Hilliard will dedicate its newly named Merchant Park, 5467 Center St., during a ceremony from 10 a.m. to noon Oct. 16.

The park, which previously had no name, is at the trailhead of the Heritage Rail Trail and adjacent to the Makoy Center, 5462 Center St.

It was christened last year in honor of the first known Black family to own land and settle in what is now Hilliard in 1850, three years before the city was founded, according to Dawn Steele, a staff attorney for Hilliard.

The dedication will include an unveiling of a "peace pole," a work of art donated by the Rotary Club of Hilliard, live music performed by students in Hilliard City Schools music programs and, if completed, new signs designating Merchant Park, said Anna Subler, communications administrator for Hilliard.

Hilliard City Council approved the official name of Merchant Park on Aug. 24, 2020, following a recommendation from the administration.

The city purchased the land which includes the present-day park from Hilliard City Schools in 1996 but it was never given an official name, said David Ball, director of communications for Hilliard.

According to the authorizing ordinance to purchase the land, the acquisition was necessary for the construction of a retention pond needed for storm water management and associated with the construction of Darby High School and Heritage Middle School.

The city purchased the 9-acre tract from the district for $155,000, according to the ordinance.

City Manager Michelle Crandall initiated the effort to name the park shortly after becoming Hilliard’s first city manager in January 2020 as a result of a charger change from a strong-mayor form of government.

Crandall said she discovered the park did not have a name while speaking with the owner of the Makoy Center about improved way-finding from Main Street.

The city eventually decided to name it for a family who once lived nearby.

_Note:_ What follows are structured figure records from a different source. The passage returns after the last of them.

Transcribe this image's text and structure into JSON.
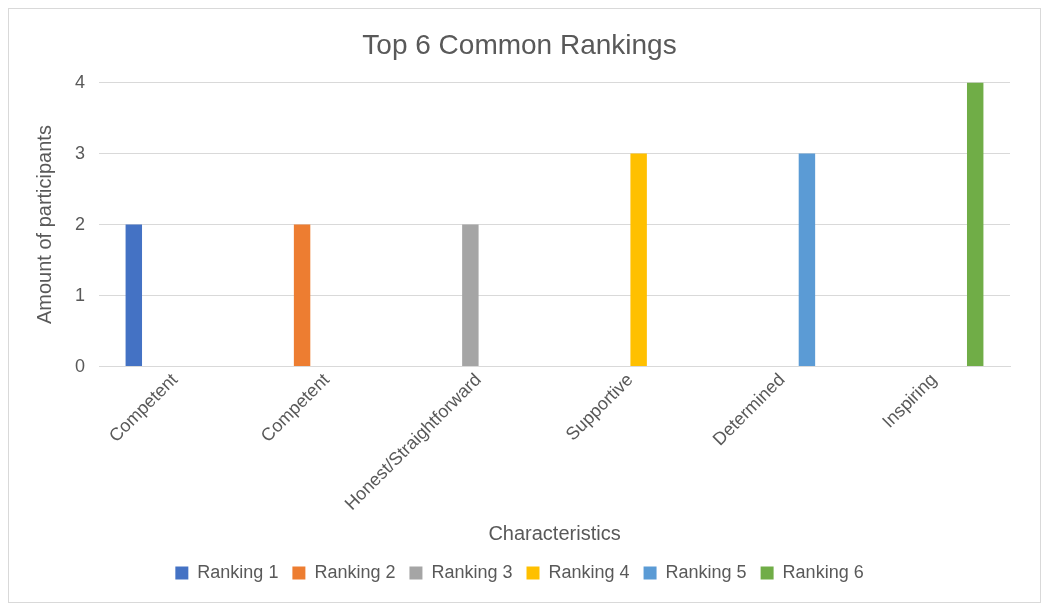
{
  "chart_data": {
    "type": "bar",
    "title": "Top 6 Common Rankings",
    "xlabel": "Characteristics",
    "ylabel": "Amount of participants",
    "categories": [
      "Competent",
      "Competent",
      "Honest/Straightforward",
      "Supportive",
      "Determined",
      "Inspiring"
    ],
    "series": [
      {
        "name": "Ranking 1",
        "color": "#4472c4",
        "values": [
          2,
          null,
          null,
          null,
          null,
          null
        ]
      },
      {
        "name": "Ranking 2",
        "color": "#ed7d31",
        "values": [
          null,
          2,
          null,
          null,
          null,
          null
        ]
      },
      {
        "name": "Ranking 3",
        "color": "#a5a5a5",
        "values": [
          null,
          null,
          2,
          null,
          null,
          null
        ]
      },
      {
        "name": "Ranking 4",
        "color": "#ffc000",
        "values": [
          null,
          null,
          null,
          3,
          null,
          null
        ]
      },
      {
        "name": "Ranking 5",
        "color": "#5b9bd5",
        "values": [
          null,
          null,
          null,
          null,
          3,
          null
        ]
      },
      {
        "name": "Ranking 6",
        "color": "#70ad47",
        "values": [
          null,
          null,
          null,
          null,
          null,
          4
        ]
      }
    ],
    "ylim": [
      0,
      4
    ],
    "yticks": [
      0,
      1,
      2,
      3,
      4
    ],
    "grid": "y",
    "legend": "bottom"
  }
}
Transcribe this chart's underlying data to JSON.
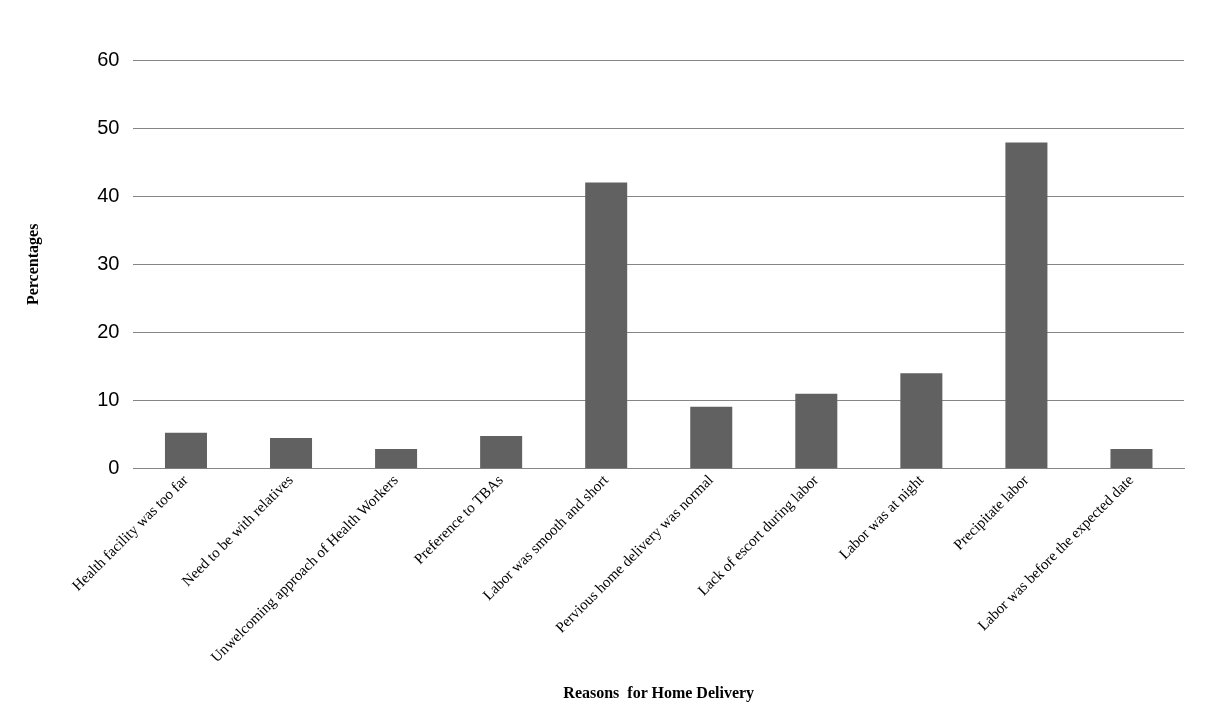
{
  "chart_data": {
    "type": "bar",
    "xlabel": "Reasons  for Home Delivery",
    "ylabel": "Percentages",
    "categories": [
      "Health facility was too far",
      "Need to be with relatives",
      "Unwelcoming approach of Health Workers",
      "Preference to TBAs",
      "Labor was smooth and short",
      "Pervious home delivery was normal",
      "Lack of escort during labor",
      "Labor was at night",
      "Precipitate labor",
      "Labor was before the expected date"
    ],
    "values": [
      5.3,
      4.5,
      2.9,
      4.8,
      42,
      9.1,
      11,
      14,
      47.9,
      2.9
    ],
    "color": "#616161",
    "ylim": [
      0,
      60
    ],
    "yticks": [
      0,
      10,
      20,
      30,
      40,
      50,
      60
    ],
    "grid": "y",
    "legend": false
  }
}
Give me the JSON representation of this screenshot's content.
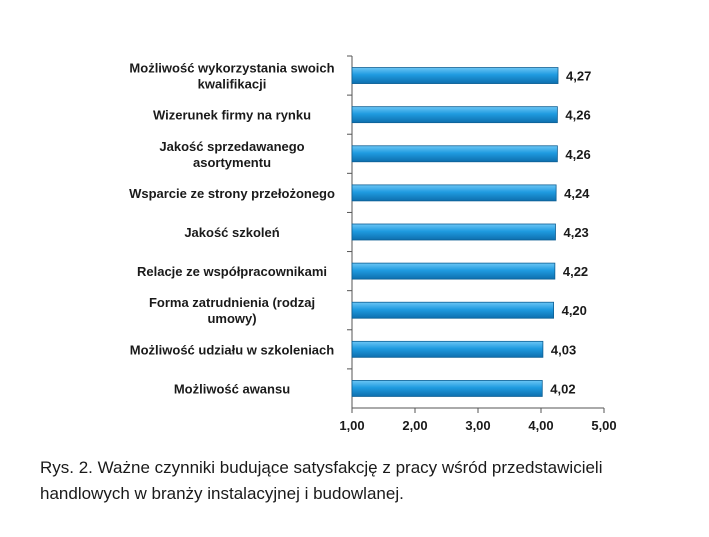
{
  "chart_data": {
    "type": "bar",
    "orientation": "horizontal",
    "categories": [
      "Możliwość wykorzystania swoich kwalifikacji",
      "Wizerunek firmy na rynku",
      "Jakość sprzedawanego asortymentu",
      "Wsparcie ze strony przełożonego",
      "Jakość szkoleń",
      "Relacje ze współpracownikami",
      "Forma zatrudnienia (rodzaj umowy)",
      "Możliwość udziału w szkoleniach",
      "Możliwość awansu"
    ],
    "category_lines": [
      [
        "Możliwość wykorzystania swoich",
        "kwalifikacji"
      ],
      [
        "Wizerunek firmy na rynku"
      ],
      [
        "Jakość sprzedawanego",
        "asortymentu"
      ],
      [
        "Wsparcie ze strony przełożonego"
      ],
      [
        "Jakość szkoleń"
      ],
      [
        "Relacje ze współpracownikami"
      ],
      [
        "Forma zatrudnienia (rodzaj",
        "umowy)"
      ],
      [
        "Możliwość udziału w szkoleniach"
      ],
      [
        "Możliwość awansu"
      ]
    ],
    "values": [
      4.27,
      4.26,
      4.26,
      4.24,
      4.23,
      4.22,
      4.2,
      4.03,
      4.02
    ],
    "value_labels": [
      "4,27",
      "4,26",
      "4,26",
      "4,24",
      "4,23",
      "4,22",
      "4,20",
      "4,03",
      "4,02"
    ],
    "xlim": [
      1,
      5
    ],
    "x_ticks": [
      "1,00",
      "2,00",
      "3,00",
      "4,00",
      "5,00"
    ],
    "grid": false,
    "bar_color": "#1f9be0",
    "bar_edge_color": "#0d5f94"
  },
  "caption": "Rys. 2. Ważne czynniki budujące satysfakcję z pracy wśród przedstawicieli handlowych w branży instalacyjnej i budowlanej."
}
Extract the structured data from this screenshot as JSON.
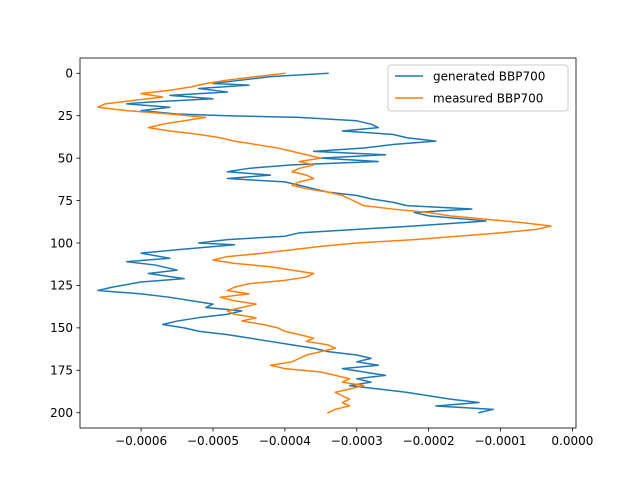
{
  "chart_data": {
    "type": "line",
    "title": "",
    "xlabel": "",
    "ylabel": "",
    "xlim": [
      -0.000685,
      5e-06
    ],
    "ylim": [
      209,
      -9
    ],
    "y_inverted": true,
    "grid": false,
    "legend_position": "top-right",
    "x_ticks": [
      -0.0006,
      -0.0005,
      -0.0004,
      -0.0003,
      -0.0002,
      -0.0001,
      0.0
    ],
    "x_tick_labels": [
      "−0.0006",
      "−0.0005",
      "−0.0004",
      "−0.0003",
      "−0.0002",
      "−0.0001",
      "0.0000"
    ],
    "y_ticks": [
      0,
      25,
      50,
      75,
      100,
      125,
      150,
      175,
      200
    ],
    "y_tick_labels": [
      "0",
      "25",
      "50",
      "75",
      "100",
      "125",
      "150",
      "175",
      "200"
    ],
    "series": [
      {
        "name": "generated BBP700",
        "color": "#1f77b4",
        "points": [
          [
            -0.00034,
            0
          ],
          [
            -0.00042,
            2
          ],
          [
            -0.00046,
            4
          ],
          [
            -0.0005,
            6
          ],
          [
            -0.00045,
            7
          ],
          [
            -0.00052,
            9
          ],
          [
            -0.00048,
            11
          ],
          [
            -0.00056,
            13
          ],
          [
            -0.0005,
            15
          ],
          [
            -0.00059,
            17
          ],
          [
            -0.00062,
            18
          ],
          [
            -0.00056,
            20
          ],
          [
            -0.0006,
            22
          ],
          [
            -0.00055,
            24
          ],
          [
            -0.00048,
            25
          ],
          [
            -0.00038,
            26
          ],
          [
            -0.0003,
            28
          ],
          [
            -0.00028,
            30
          ],
          [
            -0.00027,
            32
          ],
          [
            -0.00032,
            34
          ],
          [
            -0.00025,
            36
          ],
          [
            -0.00023,
            38
          ],
          [
            -0.00019,
            40
          ],
          [
            -0.00025,
            42
          ],
          [
            -0.00029,
            44
          ],
          [
            -0.00036,
            46
          ],
          [
            -0.00026,
            48
          ],
          [
            -0.00035,
            50
          ],
          [
            -0.00027,
            52
          ],
          [
            -0.00039,
            54
          ],
          [
            -0.00045,
            56
          ],
          [
            -0.00048,
            58
          ],
          [
            -0.00042,
            60
          ],
          [
            -0.00048,
            62
          ],
          [
            -0.0004,
            64
          ],
          [
            -0.00038,
            66
          ],
          [
            -0.00036,
            68
          ],
          [
            -0.00034,
            70
          ],
          [
            -0.0003,
            72
          ],
          [
            -0.00028,
            74
          ],
          [
            -0.00025,
            76
          ],
          [
            -0.00023,
            78
          ],
          [
            -0.00014,
            80
          ],
          [
            -0.00022,
            82
          ],
          [
            -0.0002,
            84
          ],
          [
            -0.00012,
            87
          ],
          [
            -0.00022,
            90
          ],
          [
            -0.0003,
            92
          ],
          [
            -0.00038,
            94
          ],
          [
            -0.0004,
            96
          ],
          [
            -0.00048,
            98
          ],
          [
            -0.00052,
            100
          ],
          [
            -0.00047,
            101
          ],
          [
            -0.00055,
            104
          ],
          [
            -0.0006,
            106
          ],
          [
            -0.00056,
            109
          ],
          [
            -0.00062,
            111
          ],
          [
            -0.00058,
            113
          ],
          [
            -0.00055,
            116
          ],
          [
            -0.00059,
            118
          ],
          [
            -0.00054,
            121
          ],
          [
            -0.0006,
            123
          ],
          [
            -0.00064,
            126
          ],
          [
            -0.00066,
            128
          ],
          [
            -0.0006,
            130
          ],
          [
            -0.00056,
            132
          ],
          [
            -0.00053,
            134
          ],
          [
            -0.0005,
            136
          ],
          [
            -0.00051,
            138
          ],
          [
            -0.00046,
            140
          ],
          [
            -0.00048,
            142
          ],
          [
            -0.00052,
            144
          ],
          [
            -0.00055,
            146
          ],
          [
            -0.00057,
            148
          ],
          [
            -0.00054,
            150
          ],
          [
            -0.00052,
            152
          ],
          [
            -0.00048,
            154
          ],
          [
            -0.00045,
            156
          ],
          [
            -0.00042,
            158
          ],
          [
            -0.00039,
            160
          ],
          [
            -0.00036,
            162
          ],
          [
            -0.00034,
            164
          ],
          [
            -0.0003,
            166
          ],
          [
            -0.00028,
            168
          ],
          [
            -0.0003,
            170
          ],
          [
            -0.00027,
            172
          ],
          [
            -0.00032,
            174
          ],
          [
            -0.00029,
            176
          ],
          [
            -0.00026,
            178
          ],
          [
            -0.0003,
            180
          ],
          [
            -0.00028,
            182
          ],
          [
            -0.00031,
            184
          ],
          [
            -0.00027,
            186
          ],
          [
            -0.00023,
            188
          ],
          [
            -0.0002,
            190
          ],
          [
            -0.00017,
            192
          ],
          [
            -0.00013,
            194
          ],
          [
            -0.00019,
            196
          ],
          [
            -0.00011,
            198
          ],
          [
            -0.00013,
            200
          ]
        ]
      },
      {
        "name": "measured BBP700",
        "color": "#ff7f0e",
        "points": [
          [
            -0.0004,
            0
          ],
          [
            -0.00044,
            2
          ],
          [
            -0.00048,
            4
          ],
          [
            -0.00051,
            6
          ],
          [
            -0.00053,
            8
          ],
          [
            -0.00056,
            10
          ],
          [
            -0.0006,
            12
          ],
          [
            -0.00057,
            14
          ],
          [
            -0.00061,
            16
          ],
          [
            -0.00065,
            18
          ],
          [
            -0.00066,
            20
          ],
          [
            -0.00062,
            22
          ],
          [
            -0.00056,
            24
          ],
          [
            -0.00051,
            26
          ],
          [
            -0.00054,
            28
          ],
          [
            -0.00057,
            30
          ],
          [
            -0.00059,
            32
          ],
          [
            -0.00056,
            34
          ],
          [
            -0.00052,
            36
          ],
          [
            -0.00049,
            38
          ],
          [
            -0.00047,
            40
          ],
          [
            -0.00044,
            42
          ],
          [
            -0.00041,
            44
          ],
          [
            -0.00039,
            46
          ],
          [
            -0.00037,
            48
          ],
          [
            -0.00035,
            50
          ],
          [
            -0.00038,
            52
          ],
          [
            -0.00036,
            54
          ],
          [
            -0.00038,
            56
          ],
          [
            -0.00039,
            58
          ],
          [
            -0.00037,
            60
          ],
          [
            -0.00036,
            62
          ],
          [
            -0.00038,
            64
          ],
          [
            -0.00039,
            66
          ],
          [
            -0.00037,
            68
          ],
          [
            -0.00034,
            70
          ],
          [
            -0.00032,
            72
          ],
          [
            -0.00031,
            74
          ],
          [
            -0.0003,
            76
          ],
          [
            -0.00029,
            78
          ],
          [
            -0.00025,
            80
          ],
          [
            -0.0002,
            82
          ],
          [
            -0.00017,
            84
          ],
          [
            -0.00012,
            86
          ],
          [
            -7e-05,
            88
          ],
          [
            -3e-05,
            90
          ],
          [
            -5e-05,
            92
          ],
          [
            -0.0001,
            94
          ],
          [
            -0.00016,
            96
          ],
          [
            -0.00022,
            98
          ],
          [
            -0.0003,
            100
          ],
          [
            -0.00035,
            102
          ],
          [
            -0.00039,
            104
          ],
          [
            -0.00043,
            106
          ],
          [
            -0.00048,
            108
          ],
          [
            -0.0005,
            110
          ],
          [
            -0.00047,
            112
          ],
          [
            -0.00042,
            114
          ],
          [
            -0.00039,
            116
          ],
          [
            -0.00036,
            118
          ],
          [
            -0.00037,
            120
          ],
          [
            -0.0004,
            122
          ],
          [
            -0.00045,
            124
          ],
          [
            -0.00047,
            126
          ],
          [
            -0.00048,
            128
          ],
          [
            -0.00045,
            130
          ],
          [
            -0.00049,
            132
          ],
          [
            -0.00047,
            134
          ],
          [
            -0.00044,
            136
          ],
          [
            -0.00046,
            138
          ],
          [
            -0.00048,
            140
          ],
          [
            -0.00047,
            142
          ],
          [
            -0.00044,
            144
          ],
          [
            -0.00046,
            146
          ],
          [
            -0.00043,
            148
          ],
          [
            -0.00041,
            150
          ],
          [
            -0.0004,
            152
          ],
          [
            -0.00038,
            154
          ],
          [
            -0.00036,
            156
          ],
          [
            -0.00037,
            158
          ],
          [
            -0.00034,
            160
          ],
          [
            -0.00033,
            162
          ],
          [
            -0.00035,
            164
          ],
          [
            -0.00037,
            166
          ],
          [
            -0.00038,
            168
          ],
          [
            -0.00039,
            170
          ],
          [
            -0.00042,
            172
          ],
          [
            -0.0004,
            174
          ],
          [
            -0.00035,
            176
          ],
          [
            -0.00033,
            178
          ],
          [
            -0.00031,
            180
          ],
          [
            -0.00032,
            182
          ],
          [
            -0.00029,
            184
          ],
          [
            -0.00031,
            186
          ],
          [
            -0.00033,
            188
          ],
          [
            -0.00032,
            190
          ],
          [
            -0.00031,
            192
          ],
          [
            -0.00032,
            194
          ],
          [
            -0.00031,
            196
          ],
          [
            -0.00033,
            198
          ],
          [
            -0.00034,
            200
          ]
        ]
      }
    ]
  }
}
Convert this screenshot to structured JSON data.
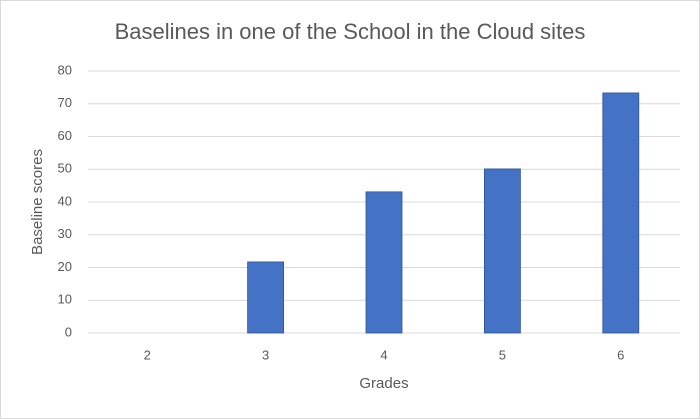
{
  "chart_data": {
    "type": "bar",
    "title": "Baselines in one of the School in the Cloud sites",
    "x_label": "Grades",
    "y_label": "Baseline scores",
    "categories": [
      "2",
      "3",
      "4",
      "5",
      "6"
    ],
    "values": [
      null,
      21.7,
      43.1,
      50.1,
      73.3
    ],
    "color": "#4472c4",
    "ylim": [
      0,
      80
    ],
    "yticks": [
      0,
      10,
      20,
      30,
      40,
      50,
      60,
      70,
      80
    ],
    "grid": true
  }
}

The 1850 U.S. Census listed Yammer and Tabitha Merchant, with their seven children, as a Black family living in Norwich Township, according to an administrative memorandum sent to City Council last year.

The Merchant family arrived from Virginia as part of a movement of previously enslaved persons who received freedom upon the death of slave owners. The Merchant family settled in what is present-day Brookfield Village, according to the city’s research.

"This event represents the culmination of a great partnership between the community and the Merchant family," said Ed Merritt, director of recreation and parks for Hilliard.

City officials identified descendants of the Merchant family living in central Ohio, including Evonne Grant, of Westerville, whose paternal great-great-grandparents were Yammer and Tabitha Merchant.

Grant told ThisWeek last year that she has researched her descendants and learned that while living in Norwich Township, the Merchants attended the African Methodist Episcopal Church, and a son of Yammer and Tabitha, John Merchant, was a pastor, she said.

“I have learned so much about my family (but) am still putting some of the pieces together,” Grant said.

Grant and about 20 other descendants of Yammer and Tabitha Merchant were invited to attend the Oct. 16 dedication, Subler said.

Last year, the city had planned a dedication for February 2021, in conjunction with Black History Month, but it was delayed because of the continuing COVID-19 coronavirus pandemic, Subler said.